Il settimanale del trio più coccolato dal Tout-Paris, Bergé-Niel-Pigasse, ne ha individuati una quindicina da inserire nel dossier intitolato “L’intellettuale sinistra si muove ancora?”, ma tra i prescelti il solo ad avere una qualche influenza nel dibattito delle idee è l’economista chic Thomas Piketty (e forse, anche lui, più per la sua aura di star dei salotti buoni, che per quello che dice e scrive nelle sue opere). Per gli altri quattordici, parlare di “intellettuali di riferimento” della nuova sinistra come ha fatto l’Obs è alquanto azzardato. L’economista Gaël Giroud, sorta di Piketty ma meno cool, è evocato per un libro del 2012, “Facteur 12”, nel quale propone – che idea rivoluzionaria! – di tassare maggiormente i ricchi per ridurre le disuguaglianze. Il giovane filosofo Grégoire Chamayou figura nella lista per la sua, sconosciuta ai più, “Teoria del drone”, presentata dall’Obs come una “requisitoria metafisica contro il gioiello tecnologico dell’esercito americano e il suo bilancio sanguinoso”. La filosofa Cynthia Fleury, soprannominata “filosofa delle cité”, ha appena pubblicato “Les Irremplaçables”, nel quale, va da sé, è tutta colpa del neoliberismo se la democrazia e la nostra identità sono in pericolo. Raphaël Liogier denuncia il “populismo liquido” di Marine Le Pen, Julien Coupat ci avverte, noi che non ce n’eravamo accorti, che “la rivoluzione contro il capitale dei milieu anarco-autonomisti sta per arrivare”, (non l’avete vista in Val di Susa con i No-Tav?, ci chiede), mentre Pierre Dardot e Christiane Laval, rispettivamente filosofo e sociologo, ci assicurano che la terza via del “bene comune”, quella già indicata dai “zadisti”, dagli “altermondialisti” e dai “decrescisti” di ogni latitudine vincerà presto sui gruppi privati e gli stati.

 

[**Video_box_2**]Sarebbero queste, secondo l’Obs, le “nuove incarnazioni del pensiero di sinistra”. Dietro al titolo a caratteri cubitali sparato in prima pagina dall’Obs, “Chi sono i nuovi intellettuali di sinsitra?”, c’è tutta l’ansia e l’insicurezza di una gauche che ha smarrito i suoi punti di riferimento e non vede più i suoi pensatori occupare il paesaggio mediatico e battagliare con la stessa energia e veemenza con la quale oggi l’artiglieria pesante della destra intellettuale francese, i Zemmour, i Finkielkraut, i De Villiers, i Buisson, i Ménard, le Lévy stanno facendo egemonia culturale.
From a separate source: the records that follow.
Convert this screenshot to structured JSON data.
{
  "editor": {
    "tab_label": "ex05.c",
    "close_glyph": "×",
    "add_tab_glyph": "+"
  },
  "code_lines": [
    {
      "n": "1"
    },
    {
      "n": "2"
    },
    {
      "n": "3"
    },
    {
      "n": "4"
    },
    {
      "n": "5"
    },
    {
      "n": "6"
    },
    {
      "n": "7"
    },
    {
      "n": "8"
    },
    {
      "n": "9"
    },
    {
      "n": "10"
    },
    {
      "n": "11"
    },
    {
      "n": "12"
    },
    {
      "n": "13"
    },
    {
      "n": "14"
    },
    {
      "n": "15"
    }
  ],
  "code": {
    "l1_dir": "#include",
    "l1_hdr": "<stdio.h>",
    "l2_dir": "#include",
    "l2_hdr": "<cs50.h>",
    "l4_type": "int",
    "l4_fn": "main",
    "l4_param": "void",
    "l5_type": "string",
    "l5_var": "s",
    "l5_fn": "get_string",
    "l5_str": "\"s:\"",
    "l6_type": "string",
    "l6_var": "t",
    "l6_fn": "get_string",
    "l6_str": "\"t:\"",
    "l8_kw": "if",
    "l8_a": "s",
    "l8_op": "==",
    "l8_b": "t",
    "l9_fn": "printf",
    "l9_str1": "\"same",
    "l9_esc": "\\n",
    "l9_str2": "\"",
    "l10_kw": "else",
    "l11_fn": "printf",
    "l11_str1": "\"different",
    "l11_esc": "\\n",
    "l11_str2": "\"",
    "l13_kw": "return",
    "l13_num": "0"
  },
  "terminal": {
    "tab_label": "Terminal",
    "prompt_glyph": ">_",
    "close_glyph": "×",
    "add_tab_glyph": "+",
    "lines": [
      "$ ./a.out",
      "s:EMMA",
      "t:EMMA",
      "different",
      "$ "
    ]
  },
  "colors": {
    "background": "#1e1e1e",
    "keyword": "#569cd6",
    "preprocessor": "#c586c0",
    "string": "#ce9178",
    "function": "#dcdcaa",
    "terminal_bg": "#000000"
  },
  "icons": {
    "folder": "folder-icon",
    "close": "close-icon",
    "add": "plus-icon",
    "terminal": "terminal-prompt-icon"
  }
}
Sempre l’Obs, qualche settimana fa, si chiedeva: “Dove sono finiti gli intellettuali di sinistra?”. Pascal Riché, autore del pezzo, constatava che gli intellettuali di sinistra sono assenti dalla scena mediatica, “non si incrociano più”, mentre i polemisti di destra “fanno festa” e sono ubiquitari nei palcoscenici televisivi. Quando questi ultimi non ci sono, ci pensa comunque la gauche autolesionista a riportarli sotto i riflettori, come ha scritto Elisabeth Lévy nell’ultimo numero del mensile Causeur: “Sono comici quelli di Libération. Si lamentano dicendo che siamo ovunque e allo stesso tempo ci dedicano le loro prime pagine. Tre volte in un mese. Abbiamo anche avuto gli onori del Monde, dell’Obs e di molti altri media, i quali, denunciando la nostra onnipresenza mediatica, contribuiscono ad amplificarla”.